Josué veste o uniforme. A cama: arruma como dá, pelejando, sempre assim. Afofa, no fim de tudo, o travesseiro. E é quando tem a impressão da mais estranha normalidade do dia: nesse curto correr do tempo, interstício ainda em cores, entre aqui e lá, até que.

Em tempo: atravessa o quarto da mãe-com-o-pai, ensaia retornar ao seu. Pensa melhor. Olha panorâmico para a casa, “A gente vê mesmo muito zonzo de manhã, deve ser mesmo isso”. Até estranha o não sentido daquela cisma. E toma o rumo do banheiro, quieto-pianinho.

De frente para o espelho: penteia e despenteia o cabelo, gosta e desgosta da imagem que imagina. Lava o rosto. Enxuga bem as mãos. Recobra a austereza do dia e o silêncio da casa à noite. Dá a descarga, e volta a toalha ao aparador, e guarda a escova mais o Sensodyne fresh mint, e fecha a porta do armarinho. Mãe pede, ele faz com apreço.
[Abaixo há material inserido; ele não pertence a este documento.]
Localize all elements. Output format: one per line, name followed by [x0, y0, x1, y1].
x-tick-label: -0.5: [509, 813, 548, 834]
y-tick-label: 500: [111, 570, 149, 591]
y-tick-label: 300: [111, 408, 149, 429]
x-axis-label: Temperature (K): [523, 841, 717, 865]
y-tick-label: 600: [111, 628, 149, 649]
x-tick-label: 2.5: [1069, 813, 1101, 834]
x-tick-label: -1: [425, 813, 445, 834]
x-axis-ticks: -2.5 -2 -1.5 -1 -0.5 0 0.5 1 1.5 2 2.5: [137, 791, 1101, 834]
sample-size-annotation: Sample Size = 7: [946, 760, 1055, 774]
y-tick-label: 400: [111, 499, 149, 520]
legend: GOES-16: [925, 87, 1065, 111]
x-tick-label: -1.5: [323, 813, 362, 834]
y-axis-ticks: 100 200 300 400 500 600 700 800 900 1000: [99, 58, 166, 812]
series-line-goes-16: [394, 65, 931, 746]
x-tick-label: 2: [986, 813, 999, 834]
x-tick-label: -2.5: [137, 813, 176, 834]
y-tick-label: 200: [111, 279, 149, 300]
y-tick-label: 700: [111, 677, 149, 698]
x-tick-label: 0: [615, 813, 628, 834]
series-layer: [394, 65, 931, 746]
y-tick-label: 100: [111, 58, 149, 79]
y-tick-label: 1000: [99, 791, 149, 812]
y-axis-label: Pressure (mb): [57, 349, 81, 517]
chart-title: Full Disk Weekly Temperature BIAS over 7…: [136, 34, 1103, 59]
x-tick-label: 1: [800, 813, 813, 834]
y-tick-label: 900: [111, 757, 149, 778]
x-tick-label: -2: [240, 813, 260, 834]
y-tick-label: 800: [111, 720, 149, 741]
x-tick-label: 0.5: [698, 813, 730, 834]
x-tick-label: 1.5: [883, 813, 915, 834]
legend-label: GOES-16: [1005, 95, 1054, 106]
Seis e vinte: a família se senta à mesa para o desjejum robusto preparado por dona Nicinha. Café amargoso, bem forte, “Que é para despertar direito”. Leite pelando com Toddy. Pão, manteiga, queijo, suco de laranja do dia, bolo Sol — “Dos melhores”, como se diz.

— Já escovou os dentes, Josué? — o pai também não fica atrás...

Resumindo: é sempre que seu Luís pergunta isso. E, em tão logo, despacha: o irmão-de-dezenove para o Sesi-Senai, onde ele faz o curso Técnico em Edificações, por vontade própria, antes da “tão disputada engenharia”. A irmã-quietarrona, para o último ano do ensino médio em escola muito boa, que fica dentro da Federal, conseguida no sufoco de derradeiros minutos. E Josué, que se pergunta diariamente “Por que pai e mãe pegam tanto no pé-só-meu assim?”, para as aulas de um sétimo ano fundamental até ali transcorrendo da melhor forma possível.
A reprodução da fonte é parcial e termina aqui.